A century ago, before the advent of sound in movies, movie theater owners hired a pianist to perform while the images were silently projected onto the screen. When the Miami Jewish Film Festival The organizers (MJFF) had the opportunity to screen three recently restored silent films, they decided to bring the live sheet music format into the 21st century.
“We believed that contemporary sound would create a unique fit for these films,” says festival executive director Igor Shteyrenberg.
Each evening a different local musician will perform a different silent movie live. On January 17, Richard Vergez scores Broken barriers, followed by Rostislav Vaynshtok with Jewish luck January 18th and Sander Willig adding sound to Hungry hearts January 19.
“These films were recently discovered and restored by the National Jewish Film Center,” Shteyrenberg said. New times. “During World War II, so many of these precious treasures were destroyed. Somehow these films were able to survive in dark places. They show what Jewish life was like in the old days.”
Shteyrenberg says he’s given the musicians enormous leeway – so much so that he’ll be hearing the sheet music for the first time on the night of the screenings, with everyone in the audience.
“Sander Willig of the Miami Music Project will perform with a member of the band,” notes Shteyrenberg. “What he does with Hungry hearts is very personal to him. The film reminded him of the stories he heard from his Eastern European immigrant family in the United States. “
Jan. 17 artist Vergez, founder of Noir Age Publishing, said his goal was to “create a sound ambience and let the film’s visuals tell the story. The instrumentation will consist of a synthesizer, d ‘a clarinet, a bow saw and a hammered dulcimer. a mix of ambient and minimal music with touches of the Klezmer scale. And since the film is a drama, you can expect some thoughtful soundscapes. and existential. “
Vergez says the foundation of his score is rooted in research.

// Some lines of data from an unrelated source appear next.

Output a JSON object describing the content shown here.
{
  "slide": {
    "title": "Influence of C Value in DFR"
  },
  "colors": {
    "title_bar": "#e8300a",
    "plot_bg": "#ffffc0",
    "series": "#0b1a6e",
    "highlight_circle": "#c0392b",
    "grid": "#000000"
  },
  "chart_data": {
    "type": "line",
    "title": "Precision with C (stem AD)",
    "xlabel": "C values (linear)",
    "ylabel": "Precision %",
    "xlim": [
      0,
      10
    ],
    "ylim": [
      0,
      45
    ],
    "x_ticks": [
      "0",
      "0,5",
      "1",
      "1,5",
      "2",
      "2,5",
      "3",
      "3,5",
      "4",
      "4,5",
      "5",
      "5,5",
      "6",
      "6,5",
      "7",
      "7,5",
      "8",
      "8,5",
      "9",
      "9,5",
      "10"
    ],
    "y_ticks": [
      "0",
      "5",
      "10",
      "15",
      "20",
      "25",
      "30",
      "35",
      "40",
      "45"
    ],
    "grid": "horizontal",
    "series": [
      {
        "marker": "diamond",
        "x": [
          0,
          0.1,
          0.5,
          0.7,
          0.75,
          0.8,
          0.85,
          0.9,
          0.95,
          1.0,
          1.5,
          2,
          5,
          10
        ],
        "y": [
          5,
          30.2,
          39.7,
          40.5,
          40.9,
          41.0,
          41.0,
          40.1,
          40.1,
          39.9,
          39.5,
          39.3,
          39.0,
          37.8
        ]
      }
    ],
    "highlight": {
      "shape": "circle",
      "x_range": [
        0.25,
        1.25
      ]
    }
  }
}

“I was able to acquire original vinyl records of ancient Yiddish music, namely the cantor Mordechai Hershman, who played music at the time Broken barriers came out in the 1920s, “he explains.” I felt the need to immerse myself in the sounds of that era to help inform the score and then deconstruct it as I do. “
Vaynshtok (AKA Slavvy) has a long history of live scoring for MJFF.
“In 2018 I did it for the animated film Fantastic planet at the Coral Gables art cinema. They oversold the event and had to pull out all those extra folding chairs, ”Vaynshtok recalls. “I did a rudimentary piano accompaniment, but I loved it. It has become a tradition for me to do one every year for the Miami Jewish Film Festival. “
Vayhshtok enjoys the freedom that the music of a silent film allows.
“I can go crazy,” he said. “I don’t have to worry about having to stop playing every time there is a dialogue.”
He adds that his creative process was heavily influenced by a documentary on the making of the video game. Max payne 3.
“I choose a scene in the movie to give me a mood. Once I have a base, I hardly have to watch the rest of the movie anymore,” says Vayhshtok. “I compose two or three minutes for this scene, but I make it all interchangeable. I usually watch the movie out of order in pieces, and start adding pieces of music that go with the story.”
Recently Vayhshtok created his own short film, What can be broken must be broken who informed their rating process for Jewish luck.
“When I did Fantastic planet, I had no experience in cinema, “he says.” Now that I have made a film, it has influenced my music in a way. I think more as I’m making music about what they’re doing in a scene, why did they shoot it that way? “
For his performance on January 18 on the rooftop of the Betsy Hotel, Vayhshtok will use an 80s-style synthesizer, the Roland D-50.
“I haven’t done a live score on a rooftop yet. I’ve done it in closed theaters so we knew what it would sound like,” Vayhshtok said. “Outdoors you lose control of the sound a little bit, but I’m going to hook up the system and see how it goes. I don’t have to worry about playing everything live like I did in previous films. “
“Yiddish and Jewish cinema between two worlds” from the Miami Jewish Film Festival. 7:00 p.m. Monday, January 17 through Wednesday, January 19, at the Betsy Hotel, 1433 Collins Ave., Miami Beach; miamijewishfilmfestival.org. Entrance is free with RSVP at mjff.eventive.org.